И в доме на некоторое время водворялось глубокое и грустное спокойствие.
– Опять подали голодающим! – однако вскоре проносился по дому возмущенный вопль Петра, когда, украдкой от него, кому-нибудь из домашних удавалось подать корочку хлеба какой-нибудь несчастной изможденной женщине, еле передвигающей ноги от слабости, с таким же, как и она, высохшим, черным, точно обугленным, ребенком на груди.– Мы сами голодающие!– вопил тогда Петр, размахивая руками.– Нам самим должны подавать! Разве они поймут, разве они поверят, что вы отрываете от себя, что вы отдаете последнее? Да никогда! Эти люди рассуждают иначе! Раз дают, значит, лишнее есть, а раз есть лишнее, значит, надо завтра еще прийти и других подослать, может, даже войти с ними в известную предпринимательскую компанию! И нам теперь от них отбою не будет! Вот что вы наделали! Поняли? В последний и уже окончательный раз предупреждаю: если еще раз увижу, что вы подаете голодающим, то в тот же день брошу к черту ваш дом, пропадайте без меня голодом, а работать зря, работать неизвестно для кого, работать на ветер я больше не желаю!
– Мама,– обращаясь к матери, говорила потом совершенно подавленная Ольга.– Правда, что Петя хочет бросить наш дом? Что же мы без него будем делать? Без него мы погибнем! Мама, знай: если он бросит нас или, не дай бог, заразится сыпняком и умрет, я тогда лучше сразу отравлю своих детей и сама отравлюсь. А бороться каждый день, каждый час, бороться так, как борется за наш дом Петр, я, заранее объявляю, ни за что не смогу.
– Тогда мы с тобой вместе отравимся,– решительно заявляла старушка.– Детей куда-нибудь отдадим, а сами отравимся.
– Чтобы я кому-нибудь доверила своих детей? – приходила в ужас Ольга.– Да ни за что на свете! Я даже не хочу, чтобы они видели такую жизнь! Что из них может выйти при такой жизни? Воры? Грабители? Нет, пусть лучше их вовсе не будет на свете!
И Ольга всегда держала при себе приготовленный яд.
Иногда Марфа Игнатьевна, пойманная сыном в самый момент оказания помощи голодающим, вступала с ним в спор.

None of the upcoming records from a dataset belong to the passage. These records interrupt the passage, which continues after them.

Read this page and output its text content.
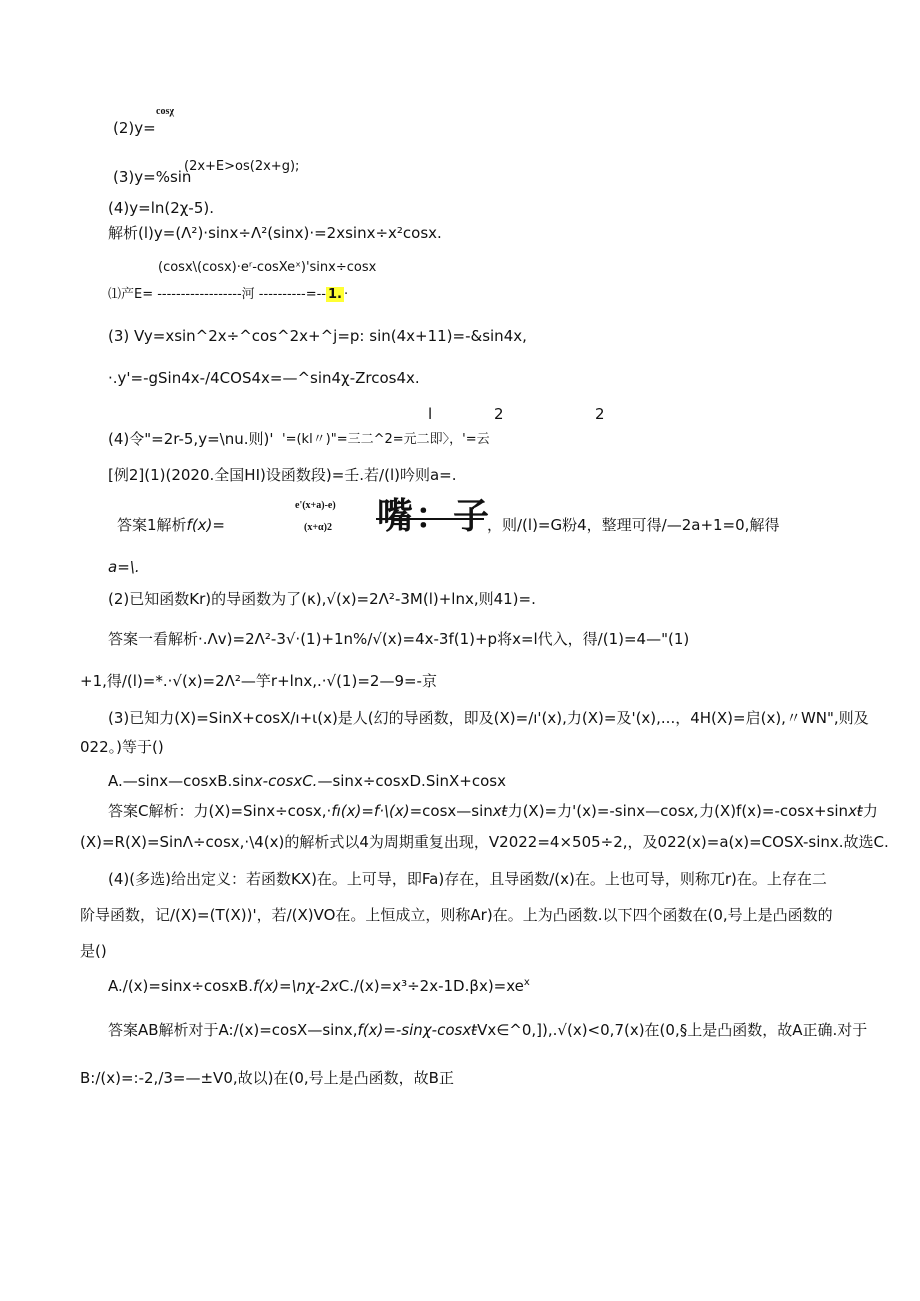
(2)y=
cosχ
(3)y=%sin
(2x+E>os(2x+g);
(4)y=ln(2χ-5).
解析(l)y=(Λ²)·sinx÷Λ²(sinx)·=2xsinx÷x²cosx.
(cosx\(cosx)·eʳ-cosXeˣ)'sinx÷cosx
⑴产E= ------------------河 ----------=-- 1. ·
(3) Vy=xsin^2x÷^cos^2x+^j=p: sin(4x+11)=-&sin4x,
·.y'=-gSin4x-/4COS4x=—^sin4χ-Zrcos4x.
l	2	2
(4)令"=2r-5,y=\nu.则)' '=(kl〃)"=三二^2=元二即〉，'=云
[例2](1)(2020.全国HI)设函数段)=壬.若/(l)吟则a=.
答案1解析f(x)=
e'(x+a)-e)
(x+α)2 嘴：子
，则/(l)=G粉4，整理可得/—2a+1=0,解得
a=\.
(2)已知函数Kr)的导函数为了(κ),√(x)=2Λ²-3M(l)+lnx,则41)=.
答案一看解析·.Λv)=2Λ²-3√·(1)+1n%/√(x)=4x-3f(1)+p将x=l代入，得/(1)=4—"(1)
+1,得/(l)=*.·√(x)=2Λ²—竽r+lnx,.·√(1)=2—9=-京
(3)已知力(X)=SinX+cosX/ı+ι(x)是人(幻的导函数，即及(X)=/ı'(x),力(X)=及'(x),...，4H(X)=启(x),〃WN",则及
022。)等于()
A.—sinx—cosxB.sinx-cosxC.—sinx÷cosxD.SinX+cosx
答案C解析：力(X)=Sinx÷cosx,·fı(x)=f·\(x)=cosx—sinxŧ力(X)=力'(x)=-sinx—cosx,力(X)f(x)=-cosx+sinxŧ力
(X)=R(X)=SinΛ÷cosx,·\4(x)的解析式以4为周期重复出现，V2022=4×505÷2,，及022(x)=a(x)=COSX-sinx.故选C.
(4)(多选)给出定义：若函数KX)在。上可导，即Fa)存在，且导函数/(x)在。上也可导，则称兀r)在。上存在二
阶导函数，记/(X)=(T(X))'，若/(X)VO在。上恒成立，则称Ar)在。上为凸函数.以下四个函数在(0,号上是凸函数的
是()
$A./(x)=\sin x\div cosxB.f(x)=\backslash n\chi-2xC./(x)=x^3\div 2x-1D.\beta x)=xe^x$
答案AB解析对于A:/(x)=cosX—sinx,f(x)=-sinχ-cosxŧVx∈^0,]),.√(x)<0,7(x)在(0,§上是凸函数，故A正确.对于
B:/(x)=:-2,/3=—±V0,故以)在(0,号上是凸函数，故B正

– Петя, ведь жаль смотреть на них! – говорила она.– Я прожила на свете шестьдесят пять лет и никогда не подозревала, что у голодающих такой вид: соединение в одном лице жизни и смерти.
– Жаль?! – гремел Петр со страшным выражением лица.– А вы думаете, мне их не жаль? Вид?! А вы думаете, я мало видел, какой у них вид? Но у меня-то мужской ум, и я прекрасно понимаю, что помочь им мы не в состоянии, потому, что мы сами, вот уже два года, как висим на волоске! Где уж тут другим помогать, лишь бы самим-то спастись! А у тебя, мама, как и у Оли, женский ум, и вы не можете понять, что всех голодающих мы все равно не накормим, а себя между тем подорвем и, может, свалим, но спрашивается: зачем? во имя чего? Чтобы ценой собственной жизни спасти жизнь одному неизвестному прохожему? Но неизвестному и в хорошее время не следует помогать: почем я знаю, кто он, а может, он выродок, чудовище, душитель свободы, кретин? Кажется, уже имеем на этот счет хороший урок! В особенности не надо помогать детям, потому что еще неизвестно, что из них получится! Но что долго распространяться об этом, когда тут все ясно, как день! Тут, мама, одно из двух: или нам умирать, тогда помогайте оставаться в живых неизвестным, быть может, кретинам; или нам жить, тогда не замечайте других, умирающих от голода! Третьего выхода у нас нет! Поняла?